Tough cuts of meat like brisket and pork butts benefit from low temperature cooking as the collagen adds flavor to the meat. Less tough, more expensive cuts do not need this phase and can be cooked at high temperatures for shorter periods. That is why ribs take only a few hours and briskets take up to 20 hours.

The Magic Number

There is a magic number when barbecuing meat, specifically beef and pork.  That number is 193.  That is the temperature (Fahrenheit) where, if you have been cooking low-and-slow, you will find all of the collagen in your meat has dissolved and the meat takes on the texture of Real Barbecue.  “Falling off the bone” is a phrase often used to describe this state of meaty grace.

While your meat will be fully cooked at much lower temperatures, the key here is texture…and again, referring to the collagen, this is the temperature where you can see that the meat has physically changed from how it looked when it was just 3 or 4 degrees cooler.   Meat cooked to a lower temp (say, 170 or 180) is often called “sliceable’.  A cross cut slice of ‘Sliceable’ meat will have a smoother texture with less defined lines throughout.  
Meat that is left to cook to that 193 is called ‘pullable’.  This refers to the standard ‘pulled pork’ of the Carolinas….barbecued pork which is then shredded with two forks into a pile of luscious tender goodness.   ‘Pullable’ meat will have more well defined striations or little crevices, visible in a cross section of the meat. 

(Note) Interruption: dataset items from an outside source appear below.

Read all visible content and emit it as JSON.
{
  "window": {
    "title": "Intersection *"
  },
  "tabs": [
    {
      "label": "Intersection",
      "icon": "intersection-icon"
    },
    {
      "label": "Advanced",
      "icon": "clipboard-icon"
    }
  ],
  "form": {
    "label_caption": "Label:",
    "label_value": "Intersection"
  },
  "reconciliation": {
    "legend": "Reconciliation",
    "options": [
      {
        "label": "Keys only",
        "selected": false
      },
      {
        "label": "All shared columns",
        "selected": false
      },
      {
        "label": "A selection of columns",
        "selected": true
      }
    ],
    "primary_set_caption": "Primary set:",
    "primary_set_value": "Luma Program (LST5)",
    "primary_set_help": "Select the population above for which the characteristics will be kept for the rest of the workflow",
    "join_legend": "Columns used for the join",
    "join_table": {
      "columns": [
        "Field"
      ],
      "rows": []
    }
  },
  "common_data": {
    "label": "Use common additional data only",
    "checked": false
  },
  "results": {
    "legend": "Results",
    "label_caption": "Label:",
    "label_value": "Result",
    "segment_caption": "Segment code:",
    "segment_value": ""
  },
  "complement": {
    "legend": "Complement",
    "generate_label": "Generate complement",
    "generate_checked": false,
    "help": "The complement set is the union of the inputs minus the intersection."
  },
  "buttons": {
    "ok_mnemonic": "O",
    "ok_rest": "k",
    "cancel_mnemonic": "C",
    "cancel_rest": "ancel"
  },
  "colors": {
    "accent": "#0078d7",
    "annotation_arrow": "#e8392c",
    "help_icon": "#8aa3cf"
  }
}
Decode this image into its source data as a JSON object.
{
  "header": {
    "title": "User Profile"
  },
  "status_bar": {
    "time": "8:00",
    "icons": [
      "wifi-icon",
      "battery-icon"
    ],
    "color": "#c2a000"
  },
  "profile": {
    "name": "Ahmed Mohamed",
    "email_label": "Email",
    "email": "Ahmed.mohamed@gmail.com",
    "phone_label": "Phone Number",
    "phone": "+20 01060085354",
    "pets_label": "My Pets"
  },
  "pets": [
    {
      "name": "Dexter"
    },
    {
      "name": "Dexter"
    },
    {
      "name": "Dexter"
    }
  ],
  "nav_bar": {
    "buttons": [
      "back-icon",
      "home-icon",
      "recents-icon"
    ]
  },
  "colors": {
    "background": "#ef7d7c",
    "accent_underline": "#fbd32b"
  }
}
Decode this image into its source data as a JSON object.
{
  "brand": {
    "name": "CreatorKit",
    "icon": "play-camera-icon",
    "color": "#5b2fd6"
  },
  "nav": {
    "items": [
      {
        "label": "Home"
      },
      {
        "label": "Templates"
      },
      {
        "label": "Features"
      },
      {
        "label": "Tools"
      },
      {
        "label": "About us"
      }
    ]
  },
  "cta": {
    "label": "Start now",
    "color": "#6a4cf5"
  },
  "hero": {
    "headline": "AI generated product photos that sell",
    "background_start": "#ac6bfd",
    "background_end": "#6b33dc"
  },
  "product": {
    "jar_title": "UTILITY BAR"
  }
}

So, the aim is to get your brisket or pork shoulder to that magic temperature, by cooking it low and slow…until it reaches that point of falling off the bone.

Conclusion

As there are many different traditions surrounding Barbecue, the one constant is that it is a perennial favorite around the world.   Whether it’s Pulled Pork with Mustard Sauce from South Carolina, or Brisket served dry from deep in the heart of Texas, folks love their Barbecue.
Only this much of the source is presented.